The producer consists of a pool of buffer space that holds records that haven't yet been transmitted to the server as well as a background I/O thread that is responsible for turning these records into requests and transmitting them to the cluster. Failure to close the producer after use will leak these resources.

生产者拥有一个缓存区，用来暂存还没被推送到集群的记录，同时会有一个后台I/O线程负责把这些记录发送到集群。如果关闭生产者失败，将会造成缓存区内存泄露，

The send() method is asynchronous.
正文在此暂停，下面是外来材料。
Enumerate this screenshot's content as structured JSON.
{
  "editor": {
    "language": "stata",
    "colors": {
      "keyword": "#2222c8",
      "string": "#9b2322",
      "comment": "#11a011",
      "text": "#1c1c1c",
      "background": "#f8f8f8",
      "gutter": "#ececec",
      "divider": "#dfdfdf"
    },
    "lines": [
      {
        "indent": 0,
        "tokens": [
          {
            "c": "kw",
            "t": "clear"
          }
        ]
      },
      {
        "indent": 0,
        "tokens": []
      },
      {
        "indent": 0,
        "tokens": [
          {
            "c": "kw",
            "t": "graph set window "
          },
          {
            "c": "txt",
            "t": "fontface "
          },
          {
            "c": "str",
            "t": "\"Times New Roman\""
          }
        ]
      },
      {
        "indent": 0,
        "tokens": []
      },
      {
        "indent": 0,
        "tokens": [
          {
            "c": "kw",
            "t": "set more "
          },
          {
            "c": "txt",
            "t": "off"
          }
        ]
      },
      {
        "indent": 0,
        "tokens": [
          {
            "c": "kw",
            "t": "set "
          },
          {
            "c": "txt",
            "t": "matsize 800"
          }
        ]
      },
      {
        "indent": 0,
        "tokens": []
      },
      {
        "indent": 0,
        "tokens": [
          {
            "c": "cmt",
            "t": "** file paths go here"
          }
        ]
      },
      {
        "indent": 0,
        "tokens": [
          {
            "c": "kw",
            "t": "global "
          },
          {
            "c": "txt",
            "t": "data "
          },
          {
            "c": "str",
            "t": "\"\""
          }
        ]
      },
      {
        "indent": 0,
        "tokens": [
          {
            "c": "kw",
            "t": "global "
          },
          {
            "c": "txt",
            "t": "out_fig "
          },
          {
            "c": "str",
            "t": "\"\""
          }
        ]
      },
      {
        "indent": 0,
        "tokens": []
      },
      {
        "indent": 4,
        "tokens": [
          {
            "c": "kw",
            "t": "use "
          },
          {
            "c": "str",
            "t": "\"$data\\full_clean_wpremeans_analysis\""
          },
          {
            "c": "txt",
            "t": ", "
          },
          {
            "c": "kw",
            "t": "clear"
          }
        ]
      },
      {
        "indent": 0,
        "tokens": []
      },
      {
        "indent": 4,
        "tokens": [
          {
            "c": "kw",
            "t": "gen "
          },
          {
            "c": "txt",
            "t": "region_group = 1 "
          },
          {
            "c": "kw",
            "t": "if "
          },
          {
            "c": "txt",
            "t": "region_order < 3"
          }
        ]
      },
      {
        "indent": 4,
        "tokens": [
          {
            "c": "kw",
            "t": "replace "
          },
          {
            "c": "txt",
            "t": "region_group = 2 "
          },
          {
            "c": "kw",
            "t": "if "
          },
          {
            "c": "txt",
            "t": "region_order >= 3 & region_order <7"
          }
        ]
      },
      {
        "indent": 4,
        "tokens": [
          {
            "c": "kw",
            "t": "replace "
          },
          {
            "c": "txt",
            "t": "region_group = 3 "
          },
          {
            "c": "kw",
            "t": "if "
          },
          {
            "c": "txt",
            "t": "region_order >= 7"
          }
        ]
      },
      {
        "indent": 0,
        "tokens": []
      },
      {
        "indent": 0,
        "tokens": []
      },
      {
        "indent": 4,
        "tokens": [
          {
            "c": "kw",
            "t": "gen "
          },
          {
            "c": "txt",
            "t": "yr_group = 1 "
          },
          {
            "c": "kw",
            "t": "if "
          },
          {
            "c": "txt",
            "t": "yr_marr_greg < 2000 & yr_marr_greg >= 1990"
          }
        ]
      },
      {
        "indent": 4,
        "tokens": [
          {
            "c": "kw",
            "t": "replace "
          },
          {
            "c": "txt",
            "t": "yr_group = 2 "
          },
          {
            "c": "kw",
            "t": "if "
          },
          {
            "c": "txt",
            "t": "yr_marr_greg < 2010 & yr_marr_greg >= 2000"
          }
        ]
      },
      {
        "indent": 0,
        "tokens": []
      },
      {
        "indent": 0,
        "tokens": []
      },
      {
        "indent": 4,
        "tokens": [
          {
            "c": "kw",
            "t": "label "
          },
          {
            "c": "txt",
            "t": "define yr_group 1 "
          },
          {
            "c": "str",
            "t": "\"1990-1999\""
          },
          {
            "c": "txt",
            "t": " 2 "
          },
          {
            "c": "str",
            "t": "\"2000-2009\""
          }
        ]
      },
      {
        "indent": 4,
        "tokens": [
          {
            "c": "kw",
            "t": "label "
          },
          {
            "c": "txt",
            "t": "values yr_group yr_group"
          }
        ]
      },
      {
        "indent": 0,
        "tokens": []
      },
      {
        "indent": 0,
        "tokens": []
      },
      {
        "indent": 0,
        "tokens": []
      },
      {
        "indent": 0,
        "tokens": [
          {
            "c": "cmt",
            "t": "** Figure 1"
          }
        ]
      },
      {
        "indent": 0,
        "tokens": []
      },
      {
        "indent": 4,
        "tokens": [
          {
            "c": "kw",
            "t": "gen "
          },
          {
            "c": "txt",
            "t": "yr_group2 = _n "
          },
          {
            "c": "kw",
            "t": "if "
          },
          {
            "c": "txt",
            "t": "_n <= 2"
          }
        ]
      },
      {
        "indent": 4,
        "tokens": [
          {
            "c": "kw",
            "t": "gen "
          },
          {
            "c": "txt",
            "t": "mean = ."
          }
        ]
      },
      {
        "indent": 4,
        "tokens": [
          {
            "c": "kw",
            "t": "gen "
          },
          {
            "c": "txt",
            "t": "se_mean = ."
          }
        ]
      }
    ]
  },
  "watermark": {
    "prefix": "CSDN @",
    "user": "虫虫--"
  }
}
When called it adds the record to a buffer of pending record sends and immediately returns. This allows the producer to batch together individual records for efficiency.

send方法是异步的。当调用send方法时，它向缓存区中添加记录，它会立即返回。这样允许生产者高效地把相互独立的记录按批处理。

Producer的send方法是异步，返回一个Future对象

     Future<RecordMetadata>    send(ProducerRecord<K,V> record)

//Asynchronously send a record to a topic.

    Future<RecordMetadata>    send(ProducerRecord<K,V> record, Callback callback)

//Asynchronously send a record to a topic and invoke the provided callback when the send has been acknowledged.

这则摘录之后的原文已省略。